Mining is the industry that drives the economy in the Snow Lake area … it has for over 100 years. All of the mines the industry is based on have been in the ground since the Earth was formed; however, it was only when technology allowed mine finders the ability to locate orebodies that they were able to exploit them. As technology continually advances, many of those occurrences mined or explored in decades past are now getting a second look.
This was the case with the Lalor Mine (Chisel Lake Basin) and the Snow Lake Mine (New Britannia and Nor-Acme), but it is also playing a part in the resurrection of exploration on several lithium properties on the east side of Wekusko Lake (Thompson Brother Cluster and the Sherritt Gordon Cluster), as well as the mine that originally brought pioneers to the area early in the 20th century – Herb Lake’s Rex/Laguna.
Back in the 1930s and ’40s, Herb Lake, Manitoba was a prosperous mining town.

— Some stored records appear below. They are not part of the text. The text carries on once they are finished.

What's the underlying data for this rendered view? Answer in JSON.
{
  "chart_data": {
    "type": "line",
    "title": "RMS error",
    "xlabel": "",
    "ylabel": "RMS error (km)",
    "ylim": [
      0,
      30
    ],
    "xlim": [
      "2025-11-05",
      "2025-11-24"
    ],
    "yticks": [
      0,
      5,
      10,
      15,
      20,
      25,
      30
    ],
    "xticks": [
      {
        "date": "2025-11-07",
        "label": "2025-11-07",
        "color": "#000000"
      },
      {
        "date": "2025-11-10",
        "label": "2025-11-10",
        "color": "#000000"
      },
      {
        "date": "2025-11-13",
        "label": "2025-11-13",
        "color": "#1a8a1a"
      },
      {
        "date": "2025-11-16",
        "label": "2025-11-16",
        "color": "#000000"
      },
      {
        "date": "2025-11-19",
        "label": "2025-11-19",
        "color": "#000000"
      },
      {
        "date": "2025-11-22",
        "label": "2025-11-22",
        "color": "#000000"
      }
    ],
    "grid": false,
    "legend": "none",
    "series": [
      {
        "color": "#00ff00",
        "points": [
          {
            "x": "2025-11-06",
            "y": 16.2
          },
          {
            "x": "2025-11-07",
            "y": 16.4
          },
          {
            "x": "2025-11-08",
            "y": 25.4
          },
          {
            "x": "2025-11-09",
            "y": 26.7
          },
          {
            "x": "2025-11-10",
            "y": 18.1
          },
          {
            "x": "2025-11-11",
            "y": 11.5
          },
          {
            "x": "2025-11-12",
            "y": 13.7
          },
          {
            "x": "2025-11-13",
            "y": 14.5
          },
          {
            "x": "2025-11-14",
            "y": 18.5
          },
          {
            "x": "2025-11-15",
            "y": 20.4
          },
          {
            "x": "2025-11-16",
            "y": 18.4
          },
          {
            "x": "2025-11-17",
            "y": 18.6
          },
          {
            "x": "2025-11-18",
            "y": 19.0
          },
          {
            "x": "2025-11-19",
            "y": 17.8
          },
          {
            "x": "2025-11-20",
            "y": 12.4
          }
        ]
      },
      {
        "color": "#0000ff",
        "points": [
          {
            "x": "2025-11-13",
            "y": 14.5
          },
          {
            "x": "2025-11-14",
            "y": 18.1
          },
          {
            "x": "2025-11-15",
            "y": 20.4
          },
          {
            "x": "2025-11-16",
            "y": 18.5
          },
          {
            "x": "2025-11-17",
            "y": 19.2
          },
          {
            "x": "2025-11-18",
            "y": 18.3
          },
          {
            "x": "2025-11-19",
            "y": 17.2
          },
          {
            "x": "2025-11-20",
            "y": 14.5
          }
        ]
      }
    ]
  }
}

It hummed with activity and even though it couldn’t be accessed by anything other than boat and a winter road, it was home to between 600 and 700 people.
Its tree-lined streets boasted three or four stores, a dairy, a butcher shop, a restaurant, a barber shop, post office, hotel and beer parlour, a blacksmith shop, a school and churches.
However, with the end of the Second World War and despite the prosperity and technological change that it fostered, the town’s Rex/Laguna mine wavered and waned before crashing completely. The town came to its own demise in the late 1950s. Her streets are mostly rabbit runs now and her carefully tended gardens are a tangle of caragana and poplar trees.